As far as we know, reading memory is fine if they aren't scanning for your application. If they are, the limited user method (https://www.ownedcore.com/forums/mmo...ited-user.html) has helped users evade bans so far. Once you begin writing memory... you are no longer safe but there are no reported bans for doing so.
Opening a handle to the game likely flags your process as suspicious to be scanned... but as long as you don't match any of their cheat patterns, you are probably fine.
-
Post Thanks / Like - 1 Thanks
wtsmyacc (1 members gave Thanks to Sychotix for this useful post)
-
Member
"As far as we know, reading memory is fine if they aren't scanning for your application."
Does this mean if i made a custom software that is reading memory they cant find me because they do not have access to my software, but if i was the owner of Exiled-Bot they could?
-
Originally Posted by
wtsmyacc
"As far as we know, reading memory is fine if they aren't scanning for your application."
Does this mean if i made a custom software that is reading memory they cant find me because they do not have access to my software, but if i was the owner of Exiled-Bot they could?
Well, saying "they can't find me" is a bit of a strong way to put it. We believe that they have some sort of pattern scanning for detection of known cheats. One example is PoEHUD. They detect that some software is suspicious (probably an open handle), then attempt to open up the executable. If you are using proper protection, they will get an access denied attempting to open the executable. If not, they will scan the executable to see if it looks like PoEHUD. They then tell the server, "Hey, we found a match for that pattern!" and the server decides if you get a ban or not.
If your program was private, they would have a MUCH harder time creating a pattern to match your application.
-
Post Thanks / Like - 2 Thanks
-
Member
So their current system downloads the anti cheat scanning software to look for cheats in your computer. So if i was a private script it would be much harder to scan for it, unless it behaves similarly to an already existing know cheat.
Is POEHUD completely undetectable after making sure POE client have access rights?
Is there some way to delete the scanning software, in Runescape there was a folder that stored software which the popular bots deleted the folder when starting the client (similar to deleting cache)

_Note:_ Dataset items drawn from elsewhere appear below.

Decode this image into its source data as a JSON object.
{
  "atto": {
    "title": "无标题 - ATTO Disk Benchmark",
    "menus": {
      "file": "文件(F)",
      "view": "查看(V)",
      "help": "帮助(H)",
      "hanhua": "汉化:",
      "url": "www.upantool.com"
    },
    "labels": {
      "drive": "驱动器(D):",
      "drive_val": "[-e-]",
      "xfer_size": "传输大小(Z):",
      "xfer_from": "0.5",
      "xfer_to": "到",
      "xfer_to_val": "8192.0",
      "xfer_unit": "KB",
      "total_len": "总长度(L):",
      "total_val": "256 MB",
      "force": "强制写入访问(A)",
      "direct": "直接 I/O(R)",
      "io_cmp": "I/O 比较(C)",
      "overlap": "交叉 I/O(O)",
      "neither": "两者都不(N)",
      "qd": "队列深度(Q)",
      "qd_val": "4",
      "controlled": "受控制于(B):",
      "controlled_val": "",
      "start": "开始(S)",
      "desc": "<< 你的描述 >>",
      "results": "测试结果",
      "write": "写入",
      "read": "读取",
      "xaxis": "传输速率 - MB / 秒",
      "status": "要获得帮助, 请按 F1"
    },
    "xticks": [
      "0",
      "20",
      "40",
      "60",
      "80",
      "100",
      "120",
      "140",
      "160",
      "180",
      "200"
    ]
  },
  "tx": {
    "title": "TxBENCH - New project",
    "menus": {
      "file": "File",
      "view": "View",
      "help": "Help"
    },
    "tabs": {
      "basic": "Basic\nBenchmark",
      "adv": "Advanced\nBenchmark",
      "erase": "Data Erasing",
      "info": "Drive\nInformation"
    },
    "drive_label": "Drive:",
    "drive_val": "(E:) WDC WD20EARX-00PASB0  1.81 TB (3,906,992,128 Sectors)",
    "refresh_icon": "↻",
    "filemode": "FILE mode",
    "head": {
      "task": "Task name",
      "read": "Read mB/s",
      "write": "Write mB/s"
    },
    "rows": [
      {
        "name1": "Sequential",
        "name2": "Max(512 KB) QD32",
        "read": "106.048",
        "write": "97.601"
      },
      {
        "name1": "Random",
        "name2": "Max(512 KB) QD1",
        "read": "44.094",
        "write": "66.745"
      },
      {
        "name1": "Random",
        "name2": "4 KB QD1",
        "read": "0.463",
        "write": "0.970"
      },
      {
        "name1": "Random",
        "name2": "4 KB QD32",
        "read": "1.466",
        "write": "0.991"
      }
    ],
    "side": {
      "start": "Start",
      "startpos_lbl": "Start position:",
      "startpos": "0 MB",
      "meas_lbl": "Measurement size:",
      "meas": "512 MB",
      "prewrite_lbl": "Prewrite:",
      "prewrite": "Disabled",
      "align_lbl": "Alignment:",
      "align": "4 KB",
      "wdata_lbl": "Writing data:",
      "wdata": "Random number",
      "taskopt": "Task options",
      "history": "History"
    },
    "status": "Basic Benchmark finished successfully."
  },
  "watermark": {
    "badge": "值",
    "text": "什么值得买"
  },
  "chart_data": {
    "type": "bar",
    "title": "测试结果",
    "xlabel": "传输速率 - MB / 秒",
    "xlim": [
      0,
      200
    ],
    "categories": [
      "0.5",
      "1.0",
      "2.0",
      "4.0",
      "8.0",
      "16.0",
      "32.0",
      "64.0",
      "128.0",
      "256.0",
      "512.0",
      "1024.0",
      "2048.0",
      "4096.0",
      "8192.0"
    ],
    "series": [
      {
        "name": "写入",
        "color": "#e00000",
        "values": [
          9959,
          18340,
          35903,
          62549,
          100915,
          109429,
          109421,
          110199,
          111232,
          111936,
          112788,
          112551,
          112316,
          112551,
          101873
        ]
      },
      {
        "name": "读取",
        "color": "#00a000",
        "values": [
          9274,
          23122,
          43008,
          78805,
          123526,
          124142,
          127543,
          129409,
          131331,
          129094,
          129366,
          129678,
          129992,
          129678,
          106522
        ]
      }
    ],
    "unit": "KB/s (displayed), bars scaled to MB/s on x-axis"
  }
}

Edit: The folder was "Jagexcache" and flagged your pc after u got banned
-
Originally Posted by
wtsmyacc
So their current system downloads the anti cheat scanning software to look for cheats in your computer. So if i was a private script it would be much harder to scan for it, unless it behaves similarly to an already existing know cheat.
Is POEHUD completely undetectable after making sure POE client have access rights?
Is there some way to delete the scanning software, in Runescape there was a folder that stored software which the popular bots deleted the folder when starting the client (similar to deleting cache)
Edit: The folder was "Jagexcache" and flagged your pc after u got banned
I do not believe there have been any bans for using PoEHUD when using the limited user method properly.
To my knowledge, the anti-cheat is never stored on disk. The module is loaded in memory, executed, then unloaded.
-
Post Thanks / Like - 1 Thanks
wtsmyacc (1 members gave Thanks to Sychotix for this useful post)
-
Member
Thank you For Everything!
-
Member
Originally Posted by
Sychotix
I do not believe there have been any bans for using PoEHUD when using the limited user method properly.
To my knowledge, the anti-cheat is never stored on disk. The module is loaded in memory, executed, then unloaded.
why the limited user method does not save when using the Exiled Bot?
-
Originally Posted by
belked
why the limited user method does not save when using the Exiled Bot?
I don't know the inner workings of that bot. You may want to ask the developers.